“Sei que vou morrer/ Só não vou deixar de viver”, canta Nando Reis em Inimitável, faixa do disco Jardim Pomar, que ele lança em show amanhã no Baile Perfumado. Em seu primeiro trabalho de inéditas em quatro anos, o ex-Titãs fala principalmente sobre a finitude e os possíveis encantos da vida, apesar de seu inevitável fim. O cantor e baixista paulista participa de uma entrevista ao vivo hoje às 15h na página do Jornal do Commercio, no Facebook (facebook.com.br/jornaldocommercioPE/videos).
“Uma coisa muito presente tanto no disco como em toda minha carreira é um pensamento, quase uma dissertação sobre a finitude, a passagem do tempo, a nossa própria vida e a forma como vivemos. É um eixo que relaciona as músicas, mas não é um disco conceitual. As músicas se amarram à forma como eu penso”, ele comenta em entrevista por telefone.

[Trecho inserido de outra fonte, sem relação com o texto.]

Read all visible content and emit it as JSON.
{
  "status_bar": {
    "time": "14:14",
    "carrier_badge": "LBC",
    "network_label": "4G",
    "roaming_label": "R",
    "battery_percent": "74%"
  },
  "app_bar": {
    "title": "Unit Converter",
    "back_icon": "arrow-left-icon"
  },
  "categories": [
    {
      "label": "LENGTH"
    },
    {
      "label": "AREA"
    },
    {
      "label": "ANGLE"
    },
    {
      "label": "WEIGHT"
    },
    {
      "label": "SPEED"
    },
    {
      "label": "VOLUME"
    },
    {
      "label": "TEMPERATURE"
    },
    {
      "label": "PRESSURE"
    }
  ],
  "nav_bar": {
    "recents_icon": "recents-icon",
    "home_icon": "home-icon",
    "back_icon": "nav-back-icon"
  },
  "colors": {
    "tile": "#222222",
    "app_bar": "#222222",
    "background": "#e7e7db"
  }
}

Diante dessa finitude, surge um Deus. Porém, a sua visão é particularmente crítica: “Deus sumiu de repente/ Sinto tanto calor/ Esse fogo ardente/ Vem de outro senhor?”, diz a letra de Deus Meu. Apesar de tudo, o músico – que já evocou os Hare Krishnas com Mantra, um hit quando gravado no Acústico MTV de 2004 – não nega uma possível transcendência material.
“Deus é um conceito bastante vago e abstrato. Não sou um homem religioso. Deus Meu é uma certa ironia simbólica de uma ideia quase que moral, que é inclusive colocada em questão ali, o bem e o mal, a representação que tem com o diabo. É muito mais um questionamento, eu diria de desconfiança, de posicionamento sobre o quanto a existência de Deus não é uma verdade absoluta. No entanto, eu sei que a maioria das pessoas creem e entendo. Não significa que eu seja um cético. Acredito no milagre, mas não na divindade”, avalia.
Como o próprio reconhece, suas canções são quase sempre sobre amor. Nando já revelou que todas as suas músicas foram feitas para Vânia Passos, sua esposa, que o ensinou “a matriz do amor”. Desta vez a homenagem foi além: 4 de Março foi feita como um presente de casamento para ela. “Eu a conheço desde os 15 anos e somos casados há 32. É uma elegia à nossa história, quase descritiva, factual. Uma música muito autobiográfica”. Sobre a data do título, ele diz: “Não é o dia de nosso aniversário de casamento nem nada. É uma data particular, especial para nós. E mostra que cada casal tem seus marcos”.
Das 13 faixas, apenas Concórdia, cujos versos dão título ao álbum, não é inédita – foi gravada por Elza Soares no disco Vivo Feliz (2004). Apesar de ser o show de lançamento, Nando adianta que o repertório da sexta-feira irá além do disco novo e vai abarcar toda sua carreira, incluindo duas composições suas que fizeram sucesso com o Skank: Sutilmente e Dois Rios.
Jardim Pomar foi o disco que mais consumiu tempo e atenção de Nando Reis. Lançado de forma independente pelo selo Relicário, do próprio músico, o trabalho divido em etapas de produção de acordo com o orçamento arrecadado nos shows – o que justifica os quatro anos sem um disco de inéditas desde Sei (2012).
O disco começou a ser gravado em junho de 2015 e só chegou às prateleiras no final de novembro do ano seguinte. O processo de gravação aconteceu em duas partes: a primeira, em São Paulo, e a segunda em Seattle, nos Estados Unidos, com produção de Jack Endino, que assinou discos do Nirvana, Soundgarden, Mudhoney e é parceiro do ruivo desde a época dos Titãs. O baterista Barret Martin (ex-Screeming Trees) também tomou conta da mesa de som.
Além de Endino e Martin, outras parcerias foram retomadas. O ex-guitarrista do R.E.M. Peter Buck já gravou duas canções com o brasileiro e retorna agora com sua Rickenbacker de 12 cordas em Inimitável. O funk à George Clinton Azul de Presunto é quase uma reunião dos Titãs 25 anos depois. Nando tem a companhia de Arnaldo Antunes, Branco Mello, Sérgio Britto e Paulo Miklos, além de Tulipa Ruiz, Zizi Possi, Pitty e os filhos Theo, Sebastião e Zoé. Há também uma colaboração inédita: Mike McCready, guitarrista fundador do Pearl Jam, sola em Pra Onde Foi?.
O disco foi lançado nas plataformas digitais e também em CD e LP duplo com caprichada arte gráfica assinada pela artista paulista Vânia Mignone – uma das preferidas de Nando, que possui uma pequena coleção de arte com a esposa.